You know the drill. Someone or something ticks you off. What do you do? Possibly grumble under your breath. Have an imaginary conversation with the offender and really tell them off. Probably you call a friend to vent your spleen over the matter…. If a guilty verdict went all the way up to ten, I’d have dialed it at an 11 for this one. Been there. Complained about it, too.
It’s part of being human. We’re relational communicators who are always seeking justification for what we say and do. So, we call our best friends who will always have our back and take our side, right?! What’s wrong with that?? Nothing…. And everything.
We all need someone we can talk to, but sometimes, in the process of complaining, or dare I say it? Even whining…. We often end up complaining more about things to others than we spend time praying about them with our Heavenly Father.
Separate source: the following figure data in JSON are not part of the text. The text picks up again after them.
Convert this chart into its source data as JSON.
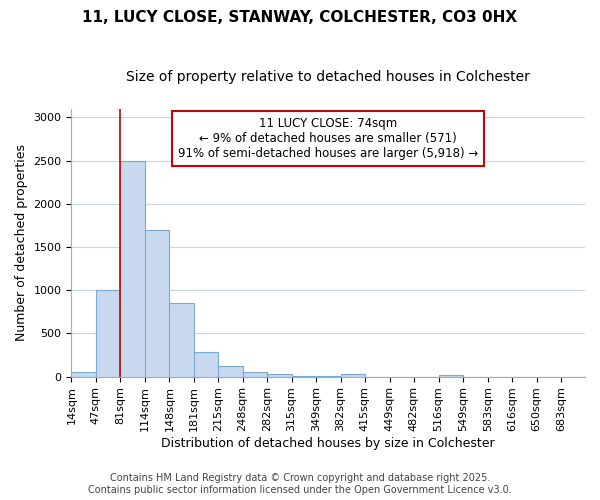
{
  "title": "11, LUCY CLOSE, STANWAY, COLCHESTER, CO3 0HX",
  "subtitle": "Size of property relative to detached houses in Colchester",
  "xlabel": "Distribution of detached houses by size in Colchester",
  "ylabel": "Number of detached properties",
  "bar_values": [
    50,
    1000,
    2500,
    1700,
    850,
    280,
    120,
    50,
    30,
    5,
    5,
    35,
    0,
    0,
    0,
    15,
    0,
    0,
    0,
    0,
    0
  ],
  "bin_edges": [
    14,
    47,
    81,
    114,
    148,
    181,
    215,
    248,
    282,
    315,
    349,
    382,
    415,
    449,
    482,
    516,
    549,
    583,
    616,
    650,
    683,
    716
  ],
  "x_tick_labels": [
    "14sqm",
    "47sqm",
    "81sqm",
    "114sqm",
    "148sqm",
    "181sqm",
    "215sqm",
    "248sqm",
    "282sqm",
    "315sqm",
    "349sqm",
    "382sqm",
    "415sqm",
    "449sqm",
    "482sqm",
    "516sqm",
    "549sqm",
    "583sqm",
    "616sqm",
    "650sqm",
    "683sqm"
  ],
  "bar_color": "#c8d8ef",
  "bar_edge_color": "#7aaad0",
  "property_line_x": 81,
  "annotation_title": "11 LUCY CLOSE: 74sqm",
  "annotation_line2": "← 9% of detached houses are smaller (571)",
  "annotation_line3": "91% of semi-detached houses are larger (5,918) →",
  "annotation_box_color": "#cc0000",
  "vline_color": "#cc0000",
  "ylim": [
    0,
    3100
  ],
  "grid_color": "#c8d4e8",
  "bg_color": "#ffffff",
  "footer_line1": "Contains HM Land Registry data © Crown copyright and database right 2025.",
  "footer_line2": "Contains public sector information licensed under the Open Government Licence v3.0.",
  "title_fontsize": 11,
  "subtitle_fontsize": 10,
  "tick_fontsize": 8,
  "ylabel_fontsize": 9,
  "xlabel_fontsize": 9,
  "footer_fontsize": 7,
  "annotation_fontsize": 8.5
}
If you’ve been in church for a while—you know the passage. Philippians 4:6-7 says, “Be anxious for nothing, but in everything by prayer and supplication, with thanksgiving, let your requests be made known to God; and the peace of God, which surpasses all understanding, will guard your hearts and minds through Christ Jesus.” We’ve heard it, and we know it, but do we believe it? When those moments happen—do we remember to be anxious for nothing? Do we remember that nothing needs to rattle us? Do we turn to prayer? Do we seek ways to be thankful through our worries and frustrations? Do we talk to God about it? Do we invite Him to give us His wisdom and peace? Do we trust God to be a sounding board for our problems?
I’m afraid that I’m pretty hit-and-miss with those questions. I’m not always good about praying first.
Of course, God doesn’t mind our discussion with friends, but He wants to guide us, too. When He told us to cast all our cares on Him, He meant it. But still, there’s a real temptation to think that God doesn’t care about those mundane matters. But that’s not what His Word says. We’ve got to get in the habit of praying about things more than we spend complaining about them.
While we’re tempted to go to others, let us remember that God is just a prayer away, too. Jeremiah 33:3a says, “Call to me and I will answer you.” Hebrews 1:1-2 reminds us that God is communicating with us: “Long ago, at many times and in many ways, God spoke to our fathers by the prophets, but in these last days he has spoken to us by his Son, whom he appointed the heir of all things, through whom also he created the world.”
What would life look like if we did more to live by the truth in 1 John 1:3b, “…our fellowship is with the Father and with His Son Jesus Christ.”?
What would life look like if we did less complaining and a lot more praying?